We human beings like to try and make sense of things. We look for causes, explanations, logical rationalisations that help us come to terms with our experiences of pain and injury. As a physiotherapist, I often have patients tell me that they also look to their family tree for understanding and insight about why they are hurt or in pain - "I've got dad's back" or "Grandma always had terrible hips, so i guess mine will go the same way". Sometimes they are afraid to say it out loud in case the scourge of a lifelong disability descends upon them from their ancestors!!
But is this real, or is our anatomy unique just to us?
There is some evidence that show familial patterns with something like ACL rupture (not great news for my kids) but are these patterns predictive? A study (which you can find here) investigated Hormonal, Genetic, Cognitive Function, Previous Injury, and Extrinsic Risk Factors for ACL injury, and concluded that while several risk factors are associated with increased risk of suffering ACL injury, these risk factors most likely act in combination with anatomic factors - this really means that it is very complicated and multi-facgtorial. Similarly, some familial low back pain studies (here) also suggest development of lower back pain appears to have a genetic component - among other components!!!!
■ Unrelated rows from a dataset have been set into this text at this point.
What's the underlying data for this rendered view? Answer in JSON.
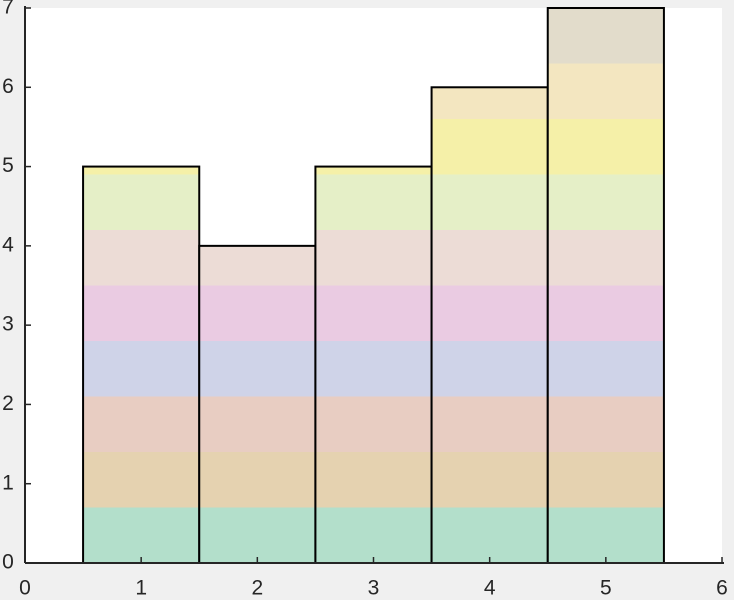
{
  "chart_data": {
    "type": "bar",
    "x": [
      1,
      2,
      3,
      4,
      5
    ],
    "values": [
      5,
      4,
      5,
      6,
      7
    ],
    "xlim": [
      0,
      6
    ],
    "xticks": [
      0,
      1,
      2,
      3,
      4,
      5,
      6
    ],
    "ylim": [
      0,
      7
    ],
    "yticks": [
      0,
      1,
      2,
      3,
      4,
      5,
      6,
      7
    ],
    "bar_width": 1,
    "edge_color": "#000000",
    "band_colors": [
      "#b3dfcb",
      "#e5d2b0",
      "#e8cdc2",
      "#cfd3e8",
      "#eacbe2",
      "#ecdcd6",
      "#e5efc7",
      "#f5f0a8",
      "#f3e6c0",
      "#e2dccb"
    ],
    "grid": false
  }
}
But it is just not that simple.
Our bodies are resilient, adaptive, restorative marvels of creation. So perhaps the most important question is not, "will I have bad knees/back/hips etc like my family members?", but...
"What can I do to reduce ALL of my risk factors for pain and injury?".
Just like I have had to accept that my pale skin from mum means that I must live and breath the Sunsafe lifestyle (I am slowly embracing the hat culture!!), I also need to do all I can to reduce my risk of ongoing musculoskeletal pain and disability - regardless of what my family tree suggests.
When it comes to pain, we must aim to be strong, flexible, agile, rested, within an ideal weight range and in a good headspace. For sports injuries, there is emerging evidence that we can significantly reduce injury risks through the KNEE program or the FIFA11+ soft tissue injury prevention program.
So it doesn't matter what genetics have dealt you, there are so many factors you CAN have an impact on.